どの家庭にも不幸があって、それぞれが違うということであれば、ジョイス家の不幸の一つはルチアの存在であったろう。父親のジョイスは文学一筋で、それ以外のことはだいたい意に介さない。そして、娘はこの親にたいしてライヴァル意識をもって立ち向かう。どだい無理な勝負である。こうした親子関係のなかで、ルチアが統合失調症を病む。ジョイスは自分の嫌いなユングにも診察してもらうが、治療の甲斐もなかった。

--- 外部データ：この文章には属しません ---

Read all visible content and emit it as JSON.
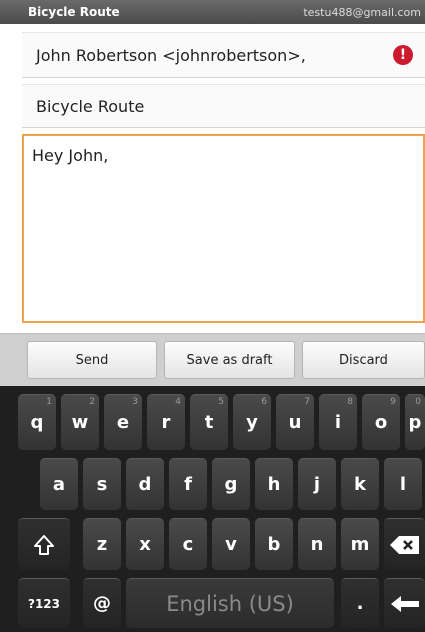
{
  "status": {
    "title": "Bicycle Route",
    "account": "testu488@gmail.com"
  },
  "compose": {
    "to": "John Robertson <johnrobertson>,",
    "subject": "Bicycle Route",
    "body": "Hey John,"
  },
  "actions": {
    "send": "Send",
    "save_draft": "Save as draft",
    "discard": "Discard"
  },
  "keyboard": {
    "row1": [
      {
        "k": "q",
        "h": "1"
      },
      {
        "k": "w",
        "h": "2"
      },
      {
        "k": "e",
        "h": "3"
      },
      {
        "k": "r",
        "h": "4"
      },
      {
        "k": "t",
        "h": "5"
      },
      {
        "k": "y",
        "h": "6"
      },
      {
        "k": "u",
        "h": "7"
      },
      {
        "k": "i",
        "h": "8"
      },
      {
        "k": "o",
        "h": "9"
      },
      {
        "k": "p",
        "h": "0"
      }
    ],
    "row2": [
      "a",
      "s",
      "d",
      "f",
      "g",
      "h",
      "j",
      "k",
      "l"
    ],
    "row3": [
      "z",
      "x",
      "c",
      "v",
      "b",
      "n",
      "m"
    ],
    "num_key": "?123",
    "at_key": "@",
    "space_label": "English (US)",
    "period_key": "."
  },
  "icons": {
    "error": "exclamation-icon",
    "shift": "shift-arrow-icon",
    "backspace": "backspace-icon",
    "enter": "enter-arrow-icon"
  },
  "colors": {
    "body_border": "#f0a34c",
    "error": "#cc1a2e",
    "keyboard_bg": "#1f1f1f"
  }
}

彼女はバレエから始め、つぎはローランサンのもとで絵の修業につとめるがこれも挫折する。ジョイスはいつも所持していた『ケルズの書』にヒントを得てか、娘に装飾大文字の制作を勧める。ジョイス財団はなかなかうるさく写真撮影を許可しないので、本書には著者によるこの装飾大文字のスケッチが入っている。これを見れば、まんざら親の欲目とはいえないだろう。

バレエとリズム、絵画と音楽。ルチアの人生を辿ってみると、ロシア・バレエやカンディンスキー、ポリフォニーなど、20世紀芸術との平行関係が見てとれる。とりわけジョイスの『フィネガンズ・ウェイク』と『ケルズの書』とルチアの存在は重要な関わりをもっているように思われる。

天才ジョイスの陰で心の病いを病んだ女性の生涯を辿ることで、読者はジョイスの文学に底流する〈父親の情〉と現代文明の重要な側面を知ることができるだろう。